Battery Park City Authority and the World Financial Center
(Battery Park City Authority, 1993)
A consultant to the Battery Park City Authority (BPCA) is asked to prepare a written briefing on the Olympia & York (O&Y) situation for the president and the board members. Under a ground lease from the authority, an O&Y entity owns and operates three of the four towers that make up Manhattan's World Financial Center. BPCA is concerned that O&Y may be approaching a filing for bankruptcy in the United States. Using primary materials and adopting the consultant's role, students are asked to develop a briefing paper on BPCA's position and its options. The issue turns around the authority's financial risk. From a strategic perspective, the question is, what actions could (and should) this nonprofit government entity take to enhance its control over the project and protect its financial lifeline?
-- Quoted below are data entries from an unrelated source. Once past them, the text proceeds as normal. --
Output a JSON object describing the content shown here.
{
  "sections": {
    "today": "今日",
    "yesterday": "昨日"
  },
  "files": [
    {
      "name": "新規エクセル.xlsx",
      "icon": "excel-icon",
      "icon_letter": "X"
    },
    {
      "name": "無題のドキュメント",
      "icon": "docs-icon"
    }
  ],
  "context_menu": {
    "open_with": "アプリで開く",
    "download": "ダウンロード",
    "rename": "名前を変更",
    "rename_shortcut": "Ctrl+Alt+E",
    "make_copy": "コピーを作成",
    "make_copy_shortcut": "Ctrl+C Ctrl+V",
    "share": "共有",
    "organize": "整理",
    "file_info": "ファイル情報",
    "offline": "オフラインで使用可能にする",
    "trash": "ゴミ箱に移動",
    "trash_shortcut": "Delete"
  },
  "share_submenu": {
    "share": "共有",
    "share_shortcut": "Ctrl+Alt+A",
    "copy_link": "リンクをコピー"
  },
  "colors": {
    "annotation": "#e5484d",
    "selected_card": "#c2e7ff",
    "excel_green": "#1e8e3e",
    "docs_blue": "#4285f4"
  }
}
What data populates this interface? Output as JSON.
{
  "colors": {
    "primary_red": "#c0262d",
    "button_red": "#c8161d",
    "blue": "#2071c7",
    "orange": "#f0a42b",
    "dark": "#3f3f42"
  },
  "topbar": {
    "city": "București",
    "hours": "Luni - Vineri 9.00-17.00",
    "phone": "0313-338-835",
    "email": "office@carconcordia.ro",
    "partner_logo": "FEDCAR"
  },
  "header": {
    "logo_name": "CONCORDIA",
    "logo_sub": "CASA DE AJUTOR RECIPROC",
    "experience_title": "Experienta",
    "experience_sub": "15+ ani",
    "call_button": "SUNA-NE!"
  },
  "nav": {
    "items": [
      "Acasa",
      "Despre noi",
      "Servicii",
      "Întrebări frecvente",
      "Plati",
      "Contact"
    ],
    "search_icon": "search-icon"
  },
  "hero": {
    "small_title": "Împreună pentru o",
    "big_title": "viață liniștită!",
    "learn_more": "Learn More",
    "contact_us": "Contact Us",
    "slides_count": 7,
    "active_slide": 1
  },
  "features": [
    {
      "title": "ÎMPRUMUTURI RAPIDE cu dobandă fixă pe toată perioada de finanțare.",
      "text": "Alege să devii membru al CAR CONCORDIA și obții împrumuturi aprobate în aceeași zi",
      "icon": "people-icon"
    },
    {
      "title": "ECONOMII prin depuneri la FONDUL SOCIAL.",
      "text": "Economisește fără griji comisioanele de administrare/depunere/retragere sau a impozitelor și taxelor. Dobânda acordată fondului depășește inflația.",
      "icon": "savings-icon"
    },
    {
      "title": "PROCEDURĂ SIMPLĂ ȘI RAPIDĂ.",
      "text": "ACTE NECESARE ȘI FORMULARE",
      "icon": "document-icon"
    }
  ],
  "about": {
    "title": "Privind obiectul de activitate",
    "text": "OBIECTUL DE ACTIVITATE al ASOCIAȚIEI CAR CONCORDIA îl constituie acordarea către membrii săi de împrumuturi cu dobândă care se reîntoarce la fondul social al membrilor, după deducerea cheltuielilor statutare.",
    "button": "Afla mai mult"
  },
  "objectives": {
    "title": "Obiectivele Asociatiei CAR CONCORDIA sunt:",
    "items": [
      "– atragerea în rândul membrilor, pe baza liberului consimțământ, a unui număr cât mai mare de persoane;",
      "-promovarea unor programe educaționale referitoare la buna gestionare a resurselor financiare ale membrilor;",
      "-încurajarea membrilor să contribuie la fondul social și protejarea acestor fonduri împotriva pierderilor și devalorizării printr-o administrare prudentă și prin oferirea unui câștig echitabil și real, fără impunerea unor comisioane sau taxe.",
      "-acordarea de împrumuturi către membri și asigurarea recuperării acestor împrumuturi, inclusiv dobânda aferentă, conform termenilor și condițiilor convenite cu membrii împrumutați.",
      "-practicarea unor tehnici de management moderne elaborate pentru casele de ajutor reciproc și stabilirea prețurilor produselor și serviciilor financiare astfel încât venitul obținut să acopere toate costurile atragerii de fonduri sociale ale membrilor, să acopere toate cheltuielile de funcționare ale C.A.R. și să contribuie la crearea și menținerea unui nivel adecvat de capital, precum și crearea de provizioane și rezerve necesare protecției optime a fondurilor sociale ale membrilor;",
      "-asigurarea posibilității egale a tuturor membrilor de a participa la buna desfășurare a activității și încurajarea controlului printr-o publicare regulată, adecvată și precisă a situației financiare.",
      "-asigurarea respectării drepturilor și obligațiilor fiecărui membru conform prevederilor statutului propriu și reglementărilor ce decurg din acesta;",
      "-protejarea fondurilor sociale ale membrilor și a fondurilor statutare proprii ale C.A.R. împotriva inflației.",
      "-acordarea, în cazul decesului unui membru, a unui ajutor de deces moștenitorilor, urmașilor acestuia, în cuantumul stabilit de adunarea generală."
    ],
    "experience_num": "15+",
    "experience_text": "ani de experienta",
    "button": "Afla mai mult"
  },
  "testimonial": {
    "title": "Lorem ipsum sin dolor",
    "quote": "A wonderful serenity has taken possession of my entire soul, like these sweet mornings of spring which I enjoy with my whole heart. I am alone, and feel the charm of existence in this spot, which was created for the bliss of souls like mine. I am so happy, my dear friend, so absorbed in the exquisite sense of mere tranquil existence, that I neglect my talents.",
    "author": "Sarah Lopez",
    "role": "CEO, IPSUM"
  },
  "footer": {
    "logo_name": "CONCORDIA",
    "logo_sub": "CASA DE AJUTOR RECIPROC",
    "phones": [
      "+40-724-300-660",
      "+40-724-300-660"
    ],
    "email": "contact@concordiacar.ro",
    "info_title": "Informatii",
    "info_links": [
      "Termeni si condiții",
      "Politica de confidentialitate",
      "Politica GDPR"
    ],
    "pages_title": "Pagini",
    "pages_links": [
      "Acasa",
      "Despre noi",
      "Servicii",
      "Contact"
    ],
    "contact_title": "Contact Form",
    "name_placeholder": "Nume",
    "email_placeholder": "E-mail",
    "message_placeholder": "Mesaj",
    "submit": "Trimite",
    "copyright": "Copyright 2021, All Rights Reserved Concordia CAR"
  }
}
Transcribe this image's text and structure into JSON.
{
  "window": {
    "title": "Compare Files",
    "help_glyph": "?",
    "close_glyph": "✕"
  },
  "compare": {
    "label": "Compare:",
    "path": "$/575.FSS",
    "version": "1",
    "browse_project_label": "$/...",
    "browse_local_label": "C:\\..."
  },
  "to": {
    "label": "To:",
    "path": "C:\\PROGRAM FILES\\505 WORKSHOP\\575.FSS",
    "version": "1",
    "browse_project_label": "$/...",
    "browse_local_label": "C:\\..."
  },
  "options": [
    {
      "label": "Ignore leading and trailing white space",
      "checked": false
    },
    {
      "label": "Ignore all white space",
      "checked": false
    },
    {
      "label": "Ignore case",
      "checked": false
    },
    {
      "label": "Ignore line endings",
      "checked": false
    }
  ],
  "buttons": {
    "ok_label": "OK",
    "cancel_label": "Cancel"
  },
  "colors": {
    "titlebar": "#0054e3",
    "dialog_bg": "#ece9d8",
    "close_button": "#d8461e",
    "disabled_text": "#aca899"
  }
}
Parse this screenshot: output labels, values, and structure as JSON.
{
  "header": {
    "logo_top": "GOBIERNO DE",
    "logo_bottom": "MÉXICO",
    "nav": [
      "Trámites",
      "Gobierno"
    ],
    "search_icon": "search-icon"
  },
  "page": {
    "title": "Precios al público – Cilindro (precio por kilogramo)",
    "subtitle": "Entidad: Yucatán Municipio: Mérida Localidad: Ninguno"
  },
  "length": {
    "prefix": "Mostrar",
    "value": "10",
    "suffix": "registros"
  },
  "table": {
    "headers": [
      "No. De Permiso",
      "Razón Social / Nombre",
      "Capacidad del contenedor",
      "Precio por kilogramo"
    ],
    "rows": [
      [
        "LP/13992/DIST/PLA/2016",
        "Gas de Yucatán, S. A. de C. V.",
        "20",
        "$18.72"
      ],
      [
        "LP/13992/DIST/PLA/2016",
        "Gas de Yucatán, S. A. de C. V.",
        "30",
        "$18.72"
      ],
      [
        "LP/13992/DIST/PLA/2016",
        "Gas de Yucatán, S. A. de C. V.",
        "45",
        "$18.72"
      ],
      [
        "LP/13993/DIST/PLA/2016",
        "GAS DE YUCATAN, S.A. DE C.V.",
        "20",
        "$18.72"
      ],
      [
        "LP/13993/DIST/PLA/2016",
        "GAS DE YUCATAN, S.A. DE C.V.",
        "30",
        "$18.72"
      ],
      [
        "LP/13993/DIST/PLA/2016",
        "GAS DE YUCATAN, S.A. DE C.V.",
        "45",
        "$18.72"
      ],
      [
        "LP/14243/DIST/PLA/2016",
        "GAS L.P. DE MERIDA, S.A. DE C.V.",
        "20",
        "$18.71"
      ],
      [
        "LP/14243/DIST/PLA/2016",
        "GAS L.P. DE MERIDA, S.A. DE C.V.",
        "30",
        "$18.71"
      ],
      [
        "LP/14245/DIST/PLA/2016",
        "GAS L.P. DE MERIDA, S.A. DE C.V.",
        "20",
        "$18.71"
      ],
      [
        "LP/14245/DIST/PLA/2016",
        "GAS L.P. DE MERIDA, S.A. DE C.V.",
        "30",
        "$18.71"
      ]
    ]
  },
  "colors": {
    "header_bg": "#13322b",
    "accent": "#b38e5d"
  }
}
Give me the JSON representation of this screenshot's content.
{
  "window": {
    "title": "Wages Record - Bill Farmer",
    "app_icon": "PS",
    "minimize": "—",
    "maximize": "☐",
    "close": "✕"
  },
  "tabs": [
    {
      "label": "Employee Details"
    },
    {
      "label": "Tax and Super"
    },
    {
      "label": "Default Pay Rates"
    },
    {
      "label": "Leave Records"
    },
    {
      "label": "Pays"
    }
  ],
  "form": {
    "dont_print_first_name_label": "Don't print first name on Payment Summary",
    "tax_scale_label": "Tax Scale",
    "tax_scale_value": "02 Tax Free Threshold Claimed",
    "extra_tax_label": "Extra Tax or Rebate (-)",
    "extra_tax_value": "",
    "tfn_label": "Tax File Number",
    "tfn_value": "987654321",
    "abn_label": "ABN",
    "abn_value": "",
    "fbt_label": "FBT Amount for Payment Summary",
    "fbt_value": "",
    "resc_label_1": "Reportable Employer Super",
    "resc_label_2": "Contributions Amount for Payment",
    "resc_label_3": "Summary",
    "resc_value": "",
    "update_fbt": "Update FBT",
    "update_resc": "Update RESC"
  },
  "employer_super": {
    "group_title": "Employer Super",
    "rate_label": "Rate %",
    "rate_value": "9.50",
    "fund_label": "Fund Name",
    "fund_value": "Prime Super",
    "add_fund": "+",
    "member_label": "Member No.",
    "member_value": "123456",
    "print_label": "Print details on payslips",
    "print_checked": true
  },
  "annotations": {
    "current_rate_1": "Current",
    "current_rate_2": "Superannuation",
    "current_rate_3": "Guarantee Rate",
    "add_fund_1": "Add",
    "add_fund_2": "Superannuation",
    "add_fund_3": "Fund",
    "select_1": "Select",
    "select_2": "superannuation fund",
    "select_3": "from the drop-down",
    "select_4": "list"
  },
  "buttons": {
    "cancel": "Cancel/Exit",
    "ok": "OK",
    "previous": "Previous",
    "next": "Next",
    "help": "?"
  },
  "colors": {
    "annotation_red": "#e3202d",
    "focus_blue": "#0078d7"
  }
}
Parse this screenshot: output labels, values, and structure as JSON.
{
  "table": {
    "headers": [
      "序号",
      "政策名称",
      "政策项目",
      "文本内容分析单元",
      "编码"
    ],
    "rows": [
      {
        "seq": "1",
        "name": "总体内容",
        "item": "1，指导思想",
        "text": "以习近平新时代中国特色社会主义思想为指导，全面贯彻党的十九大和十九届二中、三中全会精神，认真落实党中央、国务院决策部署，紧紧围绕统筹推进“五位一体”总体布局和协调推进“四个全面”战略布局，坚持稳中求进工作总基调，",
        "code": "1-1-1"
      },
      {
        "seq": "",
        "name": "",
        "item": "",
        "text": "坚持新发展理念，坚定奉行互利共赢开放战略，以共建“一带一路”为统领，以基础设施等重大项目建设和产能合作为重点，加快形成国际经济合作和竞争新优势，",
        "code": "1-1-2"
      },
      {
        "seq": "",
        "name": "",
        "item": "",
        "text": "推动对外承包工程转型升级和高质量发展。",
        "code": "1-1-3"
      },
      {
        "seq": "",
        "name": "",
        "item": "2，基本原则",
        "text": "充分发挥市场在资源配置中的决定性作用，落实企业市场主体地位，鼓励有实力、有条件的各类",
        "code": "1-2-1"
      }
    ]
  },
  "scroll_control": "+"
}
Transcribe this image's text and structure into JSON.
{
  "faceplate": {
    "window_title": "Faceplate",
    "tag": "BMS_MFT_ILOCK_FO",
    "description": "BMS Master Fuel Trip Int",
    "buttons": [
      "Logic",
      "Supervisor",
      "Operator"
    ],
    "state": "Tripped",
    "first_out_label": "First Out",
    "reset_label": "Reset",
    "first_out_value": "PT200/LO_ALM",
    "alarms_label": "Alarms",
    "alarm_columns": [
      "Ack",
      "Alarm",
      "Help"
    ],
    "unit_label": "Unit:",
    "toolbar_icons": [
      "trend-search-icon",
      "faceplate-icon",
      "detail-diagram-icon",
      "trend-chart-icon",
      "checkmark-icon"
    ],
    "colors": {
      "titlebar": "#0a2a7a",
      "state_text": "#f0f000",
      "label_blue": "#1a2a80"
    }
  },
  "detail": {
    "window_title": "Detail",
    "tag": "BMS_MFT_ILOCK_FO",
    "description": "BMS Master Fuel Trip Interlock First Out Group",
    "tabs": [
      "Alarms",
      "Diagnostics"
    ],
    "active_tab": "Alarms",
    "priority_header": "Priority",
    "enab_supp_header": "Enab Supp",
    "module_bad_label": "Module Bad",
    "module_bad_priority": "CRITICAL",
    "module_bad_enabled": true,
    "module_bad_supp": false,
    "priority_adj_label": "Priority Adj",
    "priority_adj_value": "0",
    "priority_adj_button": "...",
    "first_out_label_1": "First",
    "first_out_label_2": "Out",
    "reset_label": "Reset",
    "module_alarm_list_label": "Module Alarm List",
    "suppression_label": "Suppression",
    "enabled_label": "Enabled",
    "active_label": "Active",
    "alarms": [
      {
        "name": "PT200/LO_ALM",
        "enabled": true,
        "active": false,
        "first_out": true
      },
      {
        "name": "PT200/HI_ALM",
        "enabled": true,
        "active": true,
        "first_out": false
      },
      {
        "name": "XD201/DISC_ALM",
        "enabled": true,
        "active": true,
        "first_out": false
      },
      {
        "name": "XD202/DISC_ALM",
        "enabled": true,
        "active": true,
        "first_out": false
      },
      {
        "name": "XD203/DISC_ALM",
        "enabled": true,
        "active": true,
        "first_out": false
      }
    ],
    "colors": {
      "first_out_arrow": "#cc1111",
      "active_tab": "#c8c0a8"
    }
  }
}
Office 2.0: Considerations of the Post-Pandemic Office Landscape
(Michelle K. Felman, Russell C. Platt, 2022)
In 2022, the US commercial real estate market is at a critical, unprecedented point. After almost 2 years of COVID-19 related mandatory lockdowns and remote-work for a large part of the nation's office-based employees, companies in real estate development as well as the tenants of those real estate complexes are grappling with strategic next steps. For consideration are the issues of location, building amenities, and continued labor market shifts with the new post-pandemic normal. In this case, students will learn about the commercial real estate market, with a special focus on major metropolitan areas as well as up-and-coming suburban development. Students will be asked to assess the business situation from the perspective of a real estate development manager as well as from that of a major financial services employer who is considering new office locations for its returning post-pandemic workforce.